En este pasaje vemos, por último, cuán celosa de hacer el bien a otros es una persona que se ha convertido verdaderamente. Se nos dice que la mujer samaritana “fue a la ciudad, y dijo a los hombres: Venid, ved a un hombre que me ha dicho todo cuanto he hecho. ¿No será éste el Cristo?”. En el día de su conversión se convirtió en misionera. Sintió de manera tan profunda el asombroso beneficio que había recibido de Cristo que no podía mantenerse callada con respecto a Él. Así como Andrés habló de Jesús a su hermano Pedro, Felipe dijo a Natanael que había encontrado al Mesías y Saulo predicó de inmediato a Cristo al convertirse, de la misma forma, la mujer samaritana dijo: “Venid, ved” a Cristo. No utilizó argumentos abstrusos: no intentó razonar profundamente acerca de la afirmación de Jesús de que era el Mesías. Solamente dijo: “Venid, ved”. De la abundancia de su corazón habló su boca.
Es sorprendente comprobar cómo una gran tarea puede elevar a una persona por encima y más allá de las necesidades corporales.
El gran luchador por la libertad de los esclavos, Wilberforce, fue durante toda la vida un tipo pequeño, insignificante y enfermizo. En la Cámara de los Comunes, sus señorías casi siempre sonreían al descubrir apenas cuando se ponía en pie para hablar; pero cuando empezaban a salir raudales de fuego y de poder de aquella figurilla, el lugar estaba abarrotado y en suspense. Como decían, «el alevín se volvía una ballena». Su mensaje, su misión, la llama de la verdad y la dinámica del poder conquistaban su debilidad física.
Hay un cuadro de John Knox predicando en su ancianidad. Era un hombre acabado físicamente; tan débil, que tenían que subirle casi en vilo por los peldaños del púlpito, y dejarle apoyándose en el atril. Pero, poco después de empezar a predicar, su voz ya había recuperado su antigua potencia de trompeta, y parecía como si fuera a reducir el púlpito a astillas de los puñetazos que le daba, y salirse de un salto de él. El mensaje infundía en el hombre una especie de fuerza sobrenatural.

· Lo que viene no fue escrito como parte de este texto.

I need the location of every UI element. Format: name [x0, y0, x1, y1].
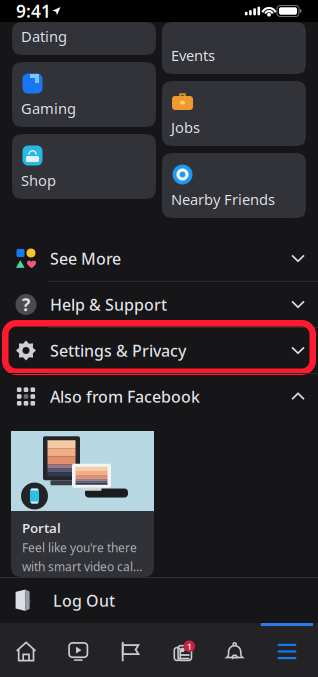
staticText: Nearby Friends — [171, 190, 275, 209]
staticText: Log Out — [53, 590, 115, 611]
staticText: Portal — [22, 519, 61, 537]
staticText: Dating — [21, 26, 67, 46]
button[interactable]: Portal — [11, 431, 154, 577]
staticText: Feel like you're there — [22, 540, 137, 556]
button[interactable]: Pages — [104, 623, 156, 677]
button[interactable]: Events — [162, 22, 306, 74]
button[interactable]: Video — [52, 623, 104, 677]
button[interactable]: Dating — [12, 22, 156, 55]
button[interactable]: News — [156, 623, 209, 677]
button[interactable]: Nearby Friends — [162, 153, 306, 218]
staticText: Shop — [21, 170, 56, 190]
button[interactable]: Also from Facebook — [0, 374, 318, 419]
button[interactable]: Shop — [12, 134, 156, 199]
staticText: Settings & Privacy — [50, 340, 186, 361]
button[interactable]: Home — [0, 623, 52, 677]
staticText: ? — [22, 293, 30, 316]
button[interactable]: Gaming — [12, 62, 156, 127]
staticText: Events — [171, 46, 215, 65]
button[interactable]: Settings & Privacy — [0, 328, 318, 373]
button[interactable]: ? — [0, 282, 318, 327]
staticText: Gaming — [21, 98, 76, 118]
staticText: Help & Support — [50, 294, 167, 315]
button[interactable]: Menu — [261, 623, 313, 677]
button[interactable]: Notifications — [209, 623, 261, 677]
staticText: Jobs — [171, 118, 200, 137]
staticText: with smart video calli... — [22, 559, 143, 574]
staticText: 1 — [187, 640, 192, 652]
button[interactable]: Log Out — [0, 578, 318, 623]
button[interactable]: See More — [0, 236, 318, 281]
button[interactable]: Jobs — [162, 81, 306, 146]
staticText: See More — [50, 248, 121, 269]
staticText: 9:41 — [16, 0, 51, 22]
staticText: Also from Facebook — [50, 386, 200, 407]
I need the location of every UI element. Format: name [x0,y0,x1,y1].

35 »Después de sembrar el trigo, ustedes dicen: “Dentro de cuatro meses recogeremos la cosecha.” Fíjense bien: toda esa gente que viene es como un campo de trigo que ya está listo para la cosecha. 36 Dios premiará a los que trabajan recogiendo toda esta cosecha de gente, pues todos tendrán vida eterna. Así, el que sembró el campo y los que recojan la cosecha se alegrarán juntos. 37 Es cierto lo que dice el refrán: “Uno es el que siembra, y otro el que cosecha.” 38 Yo los envío a cosechar lo que a ustedes no les costó ningún trabajo sembrar. Otros invitaron a toda esta gente a venir, y ustedes se han beneficiado del trabajo de ellos.»